Con la profusión en el uso de las modernas cefalosporinas han emergido gérmenes resistentes a las cefalosporinas por: a) la aparición de cefalosporinasas de transmisión plasmídica, b) la selección de microorganismos con producción desreprimida de cefalosporinasas clásicas, c) pequeñas mutaciones en las enzimas lo que causa modificaciones en su espectro, siendo capaces de hidrolizar a las cefalosporinas de 3ª generación. Son las llamadas betalactamasas de espectro ampliado. Estas son suceptibles de transmisión plasmídica y pueden ser inhibidas por los inhibidores de las betalactamasas (IBL).

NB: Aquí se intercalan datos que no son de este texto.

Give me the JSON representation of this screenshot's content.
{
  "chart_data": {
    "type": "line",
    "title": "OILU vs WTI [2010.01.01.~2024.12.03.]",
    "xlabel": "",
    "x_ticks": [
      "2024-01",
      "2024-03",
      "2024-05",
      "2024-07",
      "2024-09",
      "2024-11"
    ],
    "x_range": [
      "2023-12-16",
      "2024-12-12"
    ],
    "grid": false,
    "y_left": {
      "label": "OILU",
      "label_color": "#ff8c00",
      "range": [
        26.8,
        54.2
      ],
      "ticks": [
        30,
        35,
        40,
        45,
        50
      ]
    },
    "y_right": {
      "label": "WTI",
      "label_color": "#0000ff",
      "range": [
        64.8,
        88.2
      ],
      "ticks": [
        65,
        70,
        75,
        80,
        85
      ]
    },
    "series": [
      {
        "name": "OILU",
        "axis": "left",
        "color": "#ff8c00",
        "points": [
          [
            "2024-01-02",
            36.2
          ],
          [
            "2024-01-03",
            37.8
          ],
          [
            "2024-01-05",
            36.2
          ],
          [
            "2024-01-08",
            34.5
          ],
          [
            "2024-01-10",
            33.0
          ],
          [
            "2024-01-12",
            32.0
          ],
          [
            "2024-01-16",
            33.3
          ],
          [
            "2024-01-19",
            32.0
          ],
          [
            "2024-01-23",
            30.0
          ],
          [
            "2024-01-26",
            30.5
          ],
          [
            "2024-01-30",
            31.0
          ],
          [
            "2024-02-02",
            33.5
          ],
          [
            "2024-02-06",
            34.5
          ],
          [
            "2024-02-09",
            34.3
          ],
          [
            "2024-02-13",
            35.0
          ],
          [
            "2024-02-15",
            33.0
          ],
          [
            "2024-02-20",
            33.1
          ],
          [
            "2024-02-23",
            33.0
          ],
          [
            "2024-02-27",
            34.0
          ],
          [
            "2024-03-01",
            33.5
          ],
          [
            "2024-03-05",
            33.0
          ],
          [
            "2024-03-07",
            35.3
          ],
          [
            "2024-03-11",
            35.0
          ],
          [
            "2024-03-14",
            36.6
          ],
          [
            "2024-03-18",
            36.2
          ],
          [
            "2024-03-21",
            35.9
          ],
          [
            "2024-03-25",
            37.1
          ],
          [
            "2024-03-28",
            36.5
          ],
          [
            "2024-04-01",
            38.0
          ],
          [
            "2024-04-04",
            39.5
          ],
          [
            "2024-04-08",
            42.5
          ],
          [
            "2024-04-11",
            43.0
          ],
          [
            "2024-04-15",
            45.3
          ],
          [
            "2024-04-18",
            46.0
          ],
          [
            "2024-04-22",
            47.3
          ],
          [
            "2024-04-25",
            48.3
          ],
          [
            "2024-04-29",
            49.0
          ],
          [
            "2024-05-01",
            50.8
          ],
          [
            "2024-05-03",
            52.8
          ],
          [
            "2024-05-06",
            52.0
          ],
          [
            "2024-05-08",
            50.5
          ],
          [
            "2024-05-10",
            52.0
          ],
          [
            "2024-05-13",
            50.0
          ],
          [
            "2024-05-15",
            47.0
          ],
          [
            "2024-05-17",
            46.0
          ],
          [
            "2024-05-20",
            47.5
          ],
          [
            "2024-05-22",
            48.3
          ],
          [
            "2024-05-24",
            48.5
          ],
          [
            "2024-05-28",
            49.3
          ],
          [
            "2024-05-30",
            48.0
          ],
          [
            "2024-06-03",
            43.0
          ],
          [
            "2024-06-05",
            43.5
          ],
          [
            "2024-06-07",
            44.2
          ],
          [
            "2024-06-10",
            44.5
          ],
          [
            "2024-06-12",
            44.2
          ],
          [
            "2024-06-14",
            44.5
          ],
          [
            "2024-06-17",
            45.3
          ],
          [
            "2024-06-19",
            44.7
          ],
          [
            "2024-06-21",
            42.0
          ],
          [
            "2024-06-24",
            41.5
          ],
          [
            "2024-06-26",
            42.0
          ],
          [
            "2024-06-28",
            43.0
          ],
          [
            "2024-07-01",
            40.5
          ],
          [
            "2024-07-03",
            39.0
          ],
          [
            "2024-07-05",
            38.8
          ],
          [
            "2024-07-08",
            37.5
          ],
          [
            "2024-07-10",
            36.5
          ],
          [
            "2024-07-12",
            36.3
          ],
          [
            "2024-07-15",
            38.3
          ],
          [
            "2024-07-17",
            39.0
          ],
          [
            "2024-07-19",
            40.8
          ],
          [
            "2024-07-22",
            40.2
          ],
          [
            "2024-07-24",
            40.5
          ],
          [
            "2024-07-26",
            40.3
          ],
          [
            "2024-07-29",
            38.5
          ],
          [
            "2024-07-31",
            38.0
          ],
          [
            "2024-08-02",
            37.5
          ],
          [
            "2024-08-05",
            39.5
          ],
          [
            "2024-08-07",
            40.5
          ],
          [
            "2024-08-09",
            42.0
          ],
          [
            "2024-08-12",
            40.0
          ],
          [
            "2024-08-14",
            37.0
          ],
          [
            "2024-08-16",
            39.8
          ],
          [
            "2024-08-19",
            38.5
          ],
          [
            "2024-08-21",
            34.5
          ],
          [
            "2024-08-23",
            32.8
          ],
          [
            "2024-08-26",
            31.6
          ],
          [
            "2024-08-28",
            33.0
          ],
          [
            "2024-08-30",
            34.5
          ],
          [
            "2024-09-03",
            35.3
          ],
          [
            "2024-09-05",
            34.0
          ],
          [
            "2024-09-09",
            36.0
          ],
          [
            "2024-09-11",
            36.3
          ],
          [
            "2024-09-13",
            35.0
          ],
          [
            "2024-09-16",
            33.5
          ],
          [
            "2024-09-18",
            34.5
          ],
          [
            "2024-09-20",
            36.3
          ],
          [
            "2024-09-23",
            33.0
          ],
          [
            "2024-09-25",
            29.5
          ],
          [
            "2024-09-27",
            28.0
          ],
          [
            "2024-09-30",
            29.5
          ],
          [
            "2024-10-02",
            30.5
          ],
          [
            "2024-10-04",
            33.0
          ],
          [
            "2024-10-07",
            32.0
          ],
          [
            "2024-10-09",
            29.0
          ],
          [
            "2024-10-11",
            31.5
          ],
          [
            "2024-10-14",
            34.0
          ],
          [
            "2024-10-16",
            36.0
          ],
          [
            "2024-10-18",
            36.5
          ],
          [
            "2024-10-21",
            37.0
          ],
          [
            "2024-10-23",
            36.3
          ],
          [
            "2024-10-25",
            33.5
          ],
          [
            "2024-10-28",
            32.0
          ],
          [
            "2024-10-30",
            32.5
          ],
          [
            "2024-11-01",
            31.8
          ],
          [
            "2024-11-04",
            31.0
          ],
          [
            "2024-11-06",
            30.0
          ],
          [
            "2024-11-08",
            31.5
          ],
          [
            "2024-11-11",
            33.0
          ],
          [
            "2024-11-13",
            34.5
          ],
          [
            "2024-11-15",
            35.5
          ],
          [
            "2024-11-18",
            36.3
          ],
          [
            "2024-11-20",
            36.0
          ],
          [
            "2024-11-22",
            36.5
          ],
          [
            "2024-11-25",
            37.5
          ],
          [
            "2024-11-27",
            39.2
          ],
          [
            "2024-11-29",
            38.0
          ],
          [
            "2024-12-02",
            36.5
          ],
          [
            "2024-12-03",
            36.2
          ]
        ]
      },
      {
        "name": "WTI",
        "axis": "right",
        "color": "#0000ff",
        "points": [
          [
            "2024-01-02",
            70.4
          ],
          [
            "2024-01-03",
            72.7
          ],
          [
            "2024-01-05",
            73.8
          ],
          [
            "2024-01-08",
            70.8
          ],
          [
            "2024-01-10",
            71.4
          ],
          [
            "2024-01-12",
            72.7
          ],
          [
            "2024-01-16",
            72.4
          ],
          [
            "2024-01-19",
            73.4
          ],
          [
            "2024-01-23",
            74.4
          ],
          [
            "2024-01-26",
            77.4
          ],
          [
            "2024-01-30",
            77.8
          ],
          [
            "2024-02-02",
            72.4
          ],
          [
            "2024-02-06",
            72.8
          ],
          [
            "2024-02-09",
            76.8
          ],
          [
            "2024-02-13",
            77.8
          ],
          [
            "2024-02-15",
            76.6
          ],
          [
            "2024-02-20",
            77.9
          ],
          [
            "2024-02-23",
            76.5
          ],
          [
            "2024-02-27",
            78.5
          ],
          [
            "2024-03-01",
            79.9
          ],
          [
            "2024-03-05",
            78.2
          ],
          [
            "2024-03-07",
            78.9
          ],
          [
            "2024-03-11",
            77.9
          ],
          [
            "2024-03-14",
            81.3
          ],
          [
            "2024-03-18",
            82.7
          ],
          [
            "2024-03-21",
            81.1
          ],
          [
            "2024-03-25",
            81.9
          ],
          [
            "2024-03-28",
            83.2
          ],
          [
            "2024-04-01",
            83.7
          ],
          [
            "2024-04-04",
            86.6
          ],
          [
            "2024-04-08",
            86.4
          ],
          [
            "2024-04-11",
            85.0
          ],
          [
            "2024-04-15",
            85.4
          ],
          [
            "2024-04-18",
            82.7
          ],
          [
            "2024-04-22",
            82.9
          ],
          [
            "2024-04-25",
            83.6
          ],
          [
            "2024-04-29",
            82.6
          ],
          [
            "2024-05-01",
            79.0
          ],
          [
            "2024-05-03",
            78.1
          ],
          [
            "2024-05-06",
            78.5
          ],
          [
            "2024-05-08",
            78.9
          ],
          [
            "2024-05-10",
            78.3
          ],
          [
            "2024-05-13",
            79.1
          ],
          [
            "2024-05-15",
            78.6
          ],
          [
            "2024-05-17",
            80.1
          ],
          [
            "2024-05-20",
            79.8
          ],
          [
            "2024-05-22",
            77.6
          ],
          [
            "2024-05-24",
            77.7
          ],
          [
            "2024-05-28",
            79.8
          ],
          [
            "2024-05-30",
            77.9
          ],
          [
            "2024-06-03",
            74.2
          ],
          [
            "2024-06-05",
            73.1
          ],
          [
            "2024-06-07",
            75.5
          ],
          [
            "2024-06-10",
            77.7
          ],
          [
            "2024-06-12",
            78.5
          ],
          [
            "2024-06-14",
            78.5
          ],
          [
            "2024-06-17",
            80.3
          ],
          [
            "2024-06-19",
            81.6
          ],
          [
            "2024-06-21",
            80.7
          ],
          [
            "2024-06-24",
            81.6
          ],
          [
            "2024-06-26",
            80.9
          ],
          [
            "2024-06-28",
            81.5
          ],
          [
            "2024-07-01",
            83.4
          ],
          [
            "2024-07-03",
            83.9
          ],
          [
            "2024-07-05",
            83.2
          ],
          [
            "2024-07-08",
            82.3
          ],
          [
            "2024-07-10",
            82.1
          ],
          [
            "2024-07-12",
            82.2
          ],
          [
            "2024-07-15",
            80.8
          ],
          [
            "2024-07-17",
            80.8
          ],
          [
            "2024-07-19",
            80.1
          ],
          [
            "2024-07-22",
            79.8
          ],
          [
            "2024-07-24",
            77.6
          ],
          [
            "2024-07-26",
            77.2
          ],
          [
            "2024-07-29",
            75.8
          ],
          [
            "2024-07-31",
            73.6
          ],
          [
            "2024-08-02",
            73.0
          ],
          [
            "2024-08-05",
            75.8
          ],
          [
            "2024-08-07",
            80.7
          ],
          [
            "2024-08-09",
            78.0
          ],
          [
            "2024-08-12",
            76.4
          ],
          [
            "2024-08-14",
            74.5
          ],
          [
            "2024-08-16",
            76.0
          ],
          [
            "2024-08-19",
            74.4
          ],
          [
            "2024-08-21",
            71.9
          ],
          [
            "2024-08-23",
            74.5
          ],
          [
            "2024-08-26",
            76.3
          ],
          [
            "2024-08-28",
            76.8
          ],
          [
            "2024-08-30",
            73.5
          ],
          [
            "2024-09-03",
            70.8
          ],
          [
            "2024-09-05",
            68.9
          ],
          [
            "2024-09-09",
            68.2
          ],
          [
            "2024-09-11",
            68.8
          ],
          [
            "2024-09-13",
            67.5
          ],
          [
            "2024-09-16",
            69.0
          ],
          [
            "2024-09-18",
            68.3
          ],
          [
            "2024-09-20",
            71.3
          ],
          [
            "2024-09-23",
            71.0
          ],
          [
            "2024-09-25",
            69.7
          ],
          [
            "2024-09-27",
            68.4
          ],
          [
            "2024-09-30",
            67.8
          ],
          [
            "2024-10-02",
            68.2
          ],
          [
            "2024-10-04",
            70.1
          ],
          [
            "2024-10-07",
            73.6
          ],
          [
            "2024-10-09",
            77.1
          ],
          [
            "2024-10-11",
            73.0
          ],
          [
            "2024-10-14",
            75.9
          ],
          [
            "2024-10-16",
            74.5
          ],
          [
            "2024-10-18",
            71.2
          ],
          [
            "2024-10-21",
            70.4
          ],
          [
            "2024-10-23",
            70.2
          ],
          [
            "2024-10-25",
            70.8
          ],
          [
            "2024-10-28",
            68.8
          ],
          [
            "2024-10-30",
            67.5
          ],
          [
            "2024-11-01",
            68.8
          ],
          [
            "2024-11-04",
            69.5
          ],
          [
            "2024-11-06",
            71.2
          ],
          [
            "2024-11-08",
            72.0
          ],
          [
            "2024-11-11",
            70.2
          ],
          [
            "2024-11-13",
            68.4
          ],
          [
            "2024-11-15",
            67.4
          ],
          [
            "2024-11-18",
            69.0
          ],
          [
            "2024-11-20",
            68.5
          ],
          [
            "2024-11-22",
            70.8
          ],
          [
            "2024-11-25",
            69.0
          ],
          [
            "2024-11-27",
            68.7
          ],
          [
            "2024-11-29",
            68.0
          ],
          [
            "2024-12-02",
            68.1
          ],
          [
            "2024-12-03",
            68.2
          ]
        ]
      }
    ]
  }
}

En el caso particular de S. maltophilia se vió que es capaz de producir un tipo especial de betalactamasa conocido como metalo-betalactamasa, la que no es inhibida por los inhibidores de la betalactamasa.
2) Incapacidad de la droga para alcanzar su "sitio blanco". La membrana externa de las bacterias gram negativas representa una barrera para el pasaje de diferentes sustancias, que deben ingresar a través de canales de naturaleza proteica, conocidos como "porinas" . El pasaje de moléculas a través de las porinas depende del tamaño, forma y carga ionica. La permeabilidad de la membrana externa para una determinada cefalosporina suele ser una característica intrínseca de las distintas especies bacterianas pero también  cambios adquiridos en las porinas  pueden llevar a  la aparición de cepas resistentes. Este mecanismo puede sumarse a otro,  por ejemplo a la existencia de betalactamasas.
3) La afinidad reducida de las PBP por las cefalosporinas ha sido descrita en Neisseria gonorrhea, Streptococcus pneumoniae y  S. aureusmeticilino-resistente.  En este último caso, existe una nueva PBP denominada PBP 2a con muy escasa afinidad por penicilinas y cefalosporinas.